Quit Simon, then enter these lines into Terminal:

defaults write com.dejal.simon2 WebDebugMode YES
defaults write com.dejal.simon2 PortDebugMode YES
defaults write com.dejal.simon2 PingDebugMode YES

(or whichever one of those services you use)

Then send me the Console log output when all the tests are failing.

In a future version, I plan to split each check out to a separate process (some already do use separate processes, e.g. Port-based tests), which should eliminate resource-based issues. I might have to consider bringing that feature forward to 2.6.

wedix's picture

Interesting

I modified the setting "Interval between checks" to 5 seconds instead of 1 seconds like it was before. Do you think it should help? Most of my tests are taking about a second to complete so they are never more than 1 test running at the same time (at least not that I can see in the Checks section).

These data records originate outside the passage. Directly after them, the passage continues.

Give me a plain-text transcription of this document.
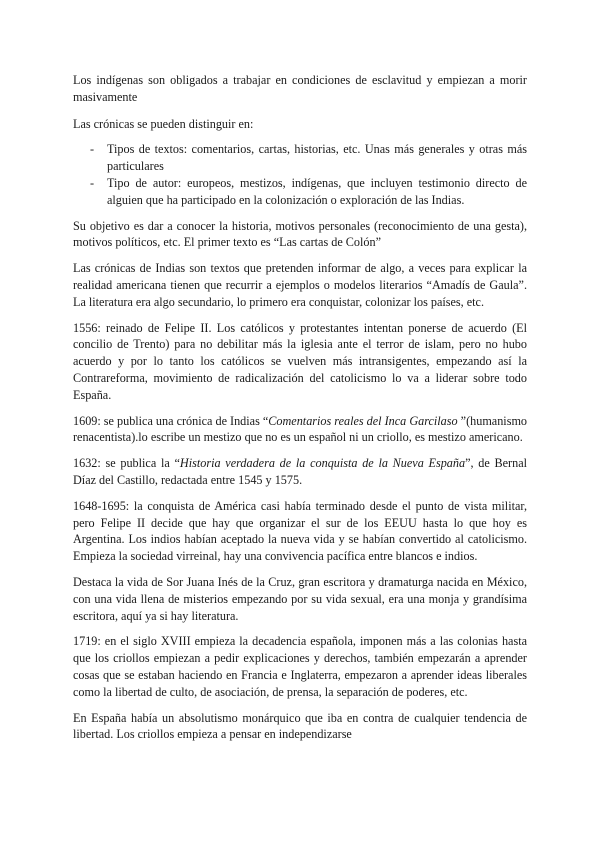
Los indígenas son obligados a trabajar en condiciones de esclavitud y empiezan a morir masivamente

Las crónicas se pueden distinguir en:

- Tipos de textos: comentarios, cartas, historias, etc. Unas más generales y otras más particulares
- Tipo de autor: europeos, mestizos, indígenas, que incluyen testimonio directo de alguien que ha participado en la colonización o exploración de las Indias.

Su objetivo es dar a conocer la historia, motivos personales (reconocimiento de una gesta), motivos políticos, etc. El primer texto es “Las cartas de Colón”

Las crónicas de Indias son textos que pretenden informar de algo, a veces para explicar la realidad americana tienen que recurrir a ejemplos o modelos literarios “Amadís de Gaula”. La literatura era algo secundario, lo primero era conquistar, colonizar los países, etc.

1556: reinado de Felipe II. Los católicos y protestantes intentan ponerse de acuerdo (El concilio de Trento) para no debilitar más la iglesia ante el terror de islam, pero no hubo acuerdo y por lo tanto los católicos se vuelven más intransigentes, empezando así la Contrareforma, movimiento de radicalización del catolicismo lo va a liderar sobre todo España.

1609: se publica una crónica de Indias “Comentarios reales del Inca Garcilaso ”(humanismo renacentista).lo escribe un mestizo que no es un español ni un criollo, es mestizo americano.

1632: se publica la “Historia verdadera de la conquista de la Nueva España”, de Bernal Díaz del Castillo, redactada entre 1545 y 1575.

1648-1695: la conquista de América casi había terminado desde el punto de vista militar, pero Felipe II decide que hay que organizar el sur de los EEUU hasta lo que hoy es Argentina. Los indios habían aceptado la nueva vida y se habían convertido al catolicismo. Empieza la sociedad virreinal, hay una convivencia pacífica entre blancos e indios.

Destaca la vida de Sor Juana Inés de la Cruz, gran escritora y dramaturga nacida en México, con una vida llena de misterios empezando por su vida sexual, era una monja y grandísima escritora, aquí ya si hay literatura.

1719: en el siglo XVIII empieza la decadencia española, imponen más a las colonias hasta que los criollos empiezan a pedir explicaciones y derechos, también empezarán a aprender cosas que se estaban haciendo en Francia e Inglaterra, empezaron a aprender ideas liberales como la libertad de culto, de asociación, de prensa, la separación de poderes, etc.

En España había un absolutismo monárquico que iba en contra de cualquier tendencia de libertad. Los criollos empieza a pensar en independizarse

The default timeout is 1 minute yes, the checks runs every 10 minutes and if a failure occurs the test will run again in 30 seconds. I wouldn't mind changing these values although doing it for over 100 tests is a pain. Although I've located the Tests.simon xml file, I just need some details on the Interval Units variable, does 0 = seconds and 1 = minutes?

Thanks!

David Sinclair's picture

Re: Interesting

Yes, 0 = seconds, 1 = minutes, etc.

The interval between checks preference applies to manual checks; scheduled checks occur at whatever frequency from the previous check.

wedix's picture

Interval between checks did it.

Just wanted to let you know what was going on with this issue. I changed the interval between checks 4 days ago and I didn't have this problem since then.

David Sinclair's picture

Re: Interval between checks did it.

Glad to hear it. Makes sense... the more tests you have, the more time you need to allow for them to avoid bogging down the OS's resources.

Thanks for the update.